|Jenna and her family - Summer 2012|
I grew up being sent to a very large Evangelical Christian church. This was before the mega-churches that exist today. Jenna is the younger sister of two of my peers from high school youth group, church, summer camp and High School. She was always very cool. Not in an elite sense but fun and funny and outgoing. She is only a few years younger than I am and is the proud mama of 3 kids today.
Jenna has been fighting pancreatic cancer over the last couple of years. She was treated with a good outcome but the cancer came back with a vengance. I don't know her prognosis but Jenna has publicly shared her struggle on Facebook and via the CaringBridge forum (what a wonderful use of technology).
Jenna is in hospice care and down to approximately 70lbs. 70lbs! A human skeleton - it hardly resembles her. I recognize her by that crazy hair! During Christmas she asked for prayers so she could muster strength to attend Christmas service with her family. She made it! But her end is eminent and her time here on earth is a matter of days, weeks if she's lucky.
Jenna's high school BFF (Tara) started a closed Facebook group called "We Love Jenna". Many people from near, far, past and present have posted comments about their fond memories of Jenna so Jenna has them around her in her final days and moments. It kills me. I'm not close with Jenna nor her family. I know her from my youth as kids and her family as well. Although we aren't tight we go waaaaay back.
I love the idea of using Facebook as a progressive tool so Jenna can read, for herself, the good memories people have of her. It has messed with me. The true destination of "say it to my face". And how lucky WE are for that.
The difficult part for me in all this is accepting the fact that there is no rooting for Jenna. There is no encouraging or hoping for her recovery. She is going to die. Very soon. Her young children are watching their mother emaciate away... slip away on the recliner. This conjures debilitating sadness in me. But Jenna does not feel this way. When newly diagnosed she admits to 5 minutes of sobbing asking "why me". After the tears exhausted, she had a moment of clarity and said "why not me?" I do not like this sentiment but Jenna has a great point. She can do it. I just don't want her to! I'm amazed by her strength, peace and grace. Jenna Mitchell. Mark's and Sarah's little sister, Andrew's big sister. Daughter to Leith. Back in the day, who knew her life would end this way. Jenna, skinny legged and crazy hair.

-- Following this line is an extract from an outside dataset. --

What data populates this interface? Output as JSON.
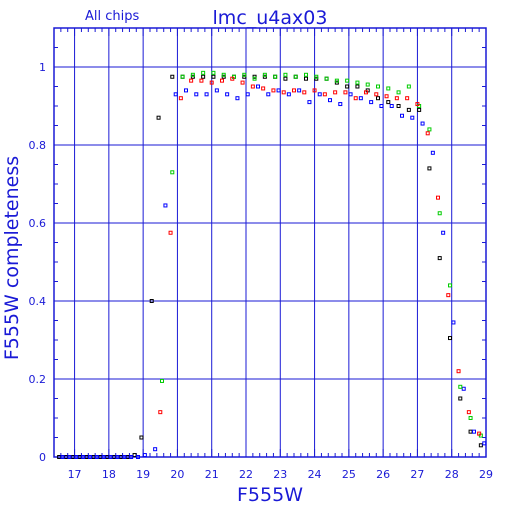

Each time I check my Facebook messages I'm haunted that I will be informed of her passing. I love and hate Facebook.
I haven't found the right voice for my feelings. I struggle for words to say to Jenna. In this paralysis I feel saying something is better than nothing. So I say it plain: that I'm thinking and praying for she and her family. I suck.
Please remember Jenna in your prayers.